Para ordenar toda esta movilidad, desde las cuentas de la Generalitat se limitan a “pedir” a la gente que no vaya a las zonas de DANA o que no coja el coche. De momento, el llamamiento no ha surtido efecto y los vehículos pesados de ayuda militar y civil tienen serias dificultades para moverse o reparar carreteras.

Hay localidades que han visto bomberos o camiones cisterna para aliviar la sed, pero no al Ejército ni un plan logístico de ayuda en cuestiones cotidianas o limpieza. Por ejemplo, en La Torre, adonde está previsto que la UME llegue en las próximas horas y donde las escobas domésticas siguen siendo la principal herramienta. La mañana festiva del viernes ha significado allí limpiar sin ver el fin y seguir buscando comida. Alguien pregunta en la plaza de la iglesia si hay sopa o algo caliente. En muchas casas no se puede cocinar, aunque hay quien tiene un infiernillo. Una cadena humana transporta cajas con donaciones para que coman quienes el martes hacían la sobremesa despreocupadamente sobre confortables manteles.

Doy la vuelta. Camino y me voy. En 20 minutos se puede abandonar La Torre y dejar allí un mundo traumatizado con problemas para sobrevivir mientras acuden este viernes festivo miles de voluntarios hacia allá, camino de saturar las vías sin que, una vez más, la administración competente tome ninguna medida efectiva que lo impida.
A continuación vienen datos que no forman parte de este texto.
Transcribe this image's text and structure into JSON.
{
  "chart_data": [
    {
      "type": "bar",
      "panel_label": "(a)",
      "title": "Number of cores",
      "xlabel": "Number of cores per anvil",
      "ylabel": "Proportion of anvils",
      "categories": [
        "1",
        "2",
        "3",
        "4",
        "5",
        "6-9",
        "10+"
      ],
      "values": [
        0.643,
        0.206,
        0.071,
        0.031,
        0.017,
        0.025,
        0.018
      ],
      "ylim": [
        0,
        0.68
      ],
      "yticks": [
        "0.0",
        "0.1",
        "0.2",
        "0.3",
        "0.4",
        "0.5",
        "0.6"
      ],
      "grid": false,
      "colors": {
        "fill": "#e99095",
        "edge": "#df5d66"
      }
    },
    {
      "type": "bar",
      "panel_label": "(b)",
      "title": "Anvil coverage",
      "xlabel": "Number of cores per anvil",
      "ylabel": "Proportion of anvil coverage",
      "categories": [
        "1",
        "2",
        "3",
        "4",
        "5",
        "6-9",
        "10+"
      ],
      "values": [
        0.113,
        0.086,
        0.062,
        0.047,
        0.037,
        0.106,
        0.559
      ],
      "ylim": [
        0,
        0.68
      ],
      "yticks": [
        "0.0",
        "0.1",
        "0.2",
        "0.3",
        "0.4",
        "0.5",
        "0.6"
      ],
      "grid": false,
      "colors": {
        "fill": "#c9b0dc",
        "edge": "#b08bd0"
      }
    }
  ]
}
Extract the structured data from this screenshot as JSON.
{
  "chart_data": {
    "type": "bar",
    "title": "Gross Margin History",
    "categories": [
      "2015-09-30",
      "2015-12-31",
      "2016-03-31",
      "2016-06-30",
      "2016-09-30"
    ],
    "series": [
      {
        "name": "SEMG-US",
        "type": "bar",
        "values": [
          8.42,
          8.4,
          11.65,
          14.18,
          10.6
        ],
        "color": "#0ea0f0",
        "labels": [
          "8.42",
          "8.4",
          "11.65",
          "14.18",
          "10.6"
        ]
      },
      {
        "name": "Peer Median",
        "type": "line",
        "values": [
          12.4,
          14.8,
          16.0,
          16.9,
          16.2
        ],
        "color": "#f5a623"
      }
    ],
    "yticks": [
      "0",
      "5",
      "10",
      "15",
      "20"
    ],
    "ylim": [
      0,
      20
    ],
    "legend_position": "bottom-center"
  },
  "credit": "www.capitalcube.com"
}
Silvia también hizo ese viaje desde el infierno a la normalidad, pero lo hizo en autobús. Desde Aldaia a Valencia: “Me acompañaron andando lejos, al barrio del Cristo, a ver si podía irme a Valencia y de ahí a mi casa, en Barcelona, porque había venido aquí por trabajo”. Había perdido su coche, su maleta, había sobrevivido bebiendo poco, sin poder lavarse, racionando la comida. Pasó un autobús y recogió a Silvia. Al llegar a la capital, este jueves, las puertas del autobús la escupieron en el centro de la ciudad, al lado de la plaza de España. Hacía sol. Llevaba puestas unas zapatillas prestadas, pequeñas para su número y llenas de fango. “Me quedé en shock. Los bares estaban abiertos y la gente se reía”.